Financial Sector Running Out Of Fuel Can Propel Bitcoin
The most recent financial market fall, should serve as yet another warning sign about things to come. The traditional economy is fragile, and there are only a few hedging alternatives out there. One of them is Bitcoin
If economic growth is lacking, then print some money! That was the prevalent axiom through which financial markets were lifted out of the mess they created for themselves with some help from governments, after the 2008-09 melt-down. Quantitative easing was a euphemism for printing money to artificially boost the economy and bail out those who were too big to fail. The average person only got some bread crumbs and was not lifted out of the precarious situation that casino-like behavior created and the bail outs perpetuated. Now markets are running out of steam after monetary easing gave way to excessive debt and the latest artificial boost – the US corporate tax cut – seems to have run its course as well. The only thing that is real now is Bitcoin and other valuable assets that are actually scarce and cannot be created from thin air.
Dow Jones and Other Indices Down
Financial markets have been faltering recently. The Dow Jones index erased all the gains it made so far in 2018. Markets elsewhere were also feeling the pinch, with the TSX for example, having its worst day in 3 years. Mainstream media and pundits are pointing the finger at rising interest rates, but they overlook the fact that even after the hikes, interest rates are still near historical lows. Dirt cheap money just got a little more expensive and the Dow Jones erases all its gains this year so far, let that sink in!
In the meantime, Bitcoin with a fraction of the market cap, has gone down from almost $20,000 USD to around $6,500 USD roughly in the same period of time, but it looks much more promising than traditional markets right now. Bitcoin price sky-rocketed last year in part due to that excess liquidity. There were people taking out cheap loans to buy Bitcoin – something no one in their right minds could ever recommend doing – but there is a feeling that even after that 70% fall, Bitcoin, unlike traditional financial markets, has bottomed out.
The Bitcoin Alternative
All the additional fiat money that was arbitrarily put into the money supply, has probably run through cryptocurrency markets and has come out by now. Bitcoin and other altcoins do not depend on this cheap fiat money to grow. Traditional markets on the other hand, seem to depend on cheap money, and they are just starting to deal with their addiction. In the meantime, the average person is handling more debt at every level while facing an inevitable financial market downfall.

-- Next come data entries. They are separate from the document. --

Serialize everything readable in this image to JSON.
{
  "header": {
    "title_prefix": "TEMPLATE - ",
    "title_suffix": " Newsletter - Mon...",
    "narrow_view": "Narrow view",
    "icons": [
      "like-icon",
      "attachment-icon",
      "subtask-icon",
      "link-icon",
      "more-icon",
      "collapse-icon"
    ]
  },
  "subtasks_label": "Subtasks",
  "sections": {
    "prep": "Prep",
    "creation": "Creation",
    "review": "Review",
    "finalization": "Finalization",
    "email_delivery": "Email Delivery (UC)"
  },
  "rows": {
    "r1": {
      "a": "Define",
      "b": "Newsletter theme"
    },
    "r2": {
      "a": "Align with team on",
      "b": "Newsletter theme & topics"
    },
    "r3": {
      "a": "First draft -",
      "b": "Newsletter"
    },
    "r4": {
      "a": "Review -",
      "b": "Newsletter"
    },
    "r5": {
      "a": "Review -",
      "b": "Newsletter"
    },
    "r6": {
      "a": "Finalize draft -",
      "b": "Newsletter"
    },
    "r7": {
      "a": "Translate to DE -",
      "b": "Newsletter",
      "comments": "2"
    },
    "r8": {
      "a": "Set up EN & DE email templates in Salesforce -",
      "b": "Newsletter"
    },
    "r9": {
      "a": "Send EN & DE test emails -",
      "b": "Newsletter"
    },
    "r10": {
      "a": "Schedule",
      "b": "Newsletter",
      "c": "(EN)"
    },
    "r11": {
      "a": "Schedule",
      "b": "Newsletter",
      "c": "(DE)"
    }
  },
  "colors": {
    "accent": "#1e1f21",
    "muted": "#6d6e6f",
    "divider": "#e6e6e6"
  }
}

The last time financial markets fell, government and central banks bailed out banks and other institutions that were “too big to fail”, at the expense of the average person, who had to take out more loans to make ends meet. Bitcoin didn’t exist yet when the last economic melt-down came around. Now the average person has a choice to hedge themselves against the excess of these markets.
Choose a System in Which Money Supply is Predictable
As financial markets falter with rising interest rates, one of the central causes of the next economic downturn was laid bare for all to see. The effects of artificial economic boosters ware off sooner or later, and the problem just gets worse. Now that Bitcoin exists, it is indispensable to point out that this asset and the economy behind it is the exact opposite of what we are seeing in traditional markets at every level. Bitcoin has had a bad year price wise, but most of the infighting that threatened was settled, making it a healthier asset than most of those listed on any stock exchange. Bitcoin’s price seems like it has bottomed out already, while the traditional market downturn looks like it just started. These factors and the fact that coins cannot be created out of thin air while fiat money can be created at the whim of decision makers, is what will propel Bitcoin when the financial sector runs out of fuel and the traditional economy falters again.
Disclaimer: The views expressed in this article do not constitute financial advice of any kind.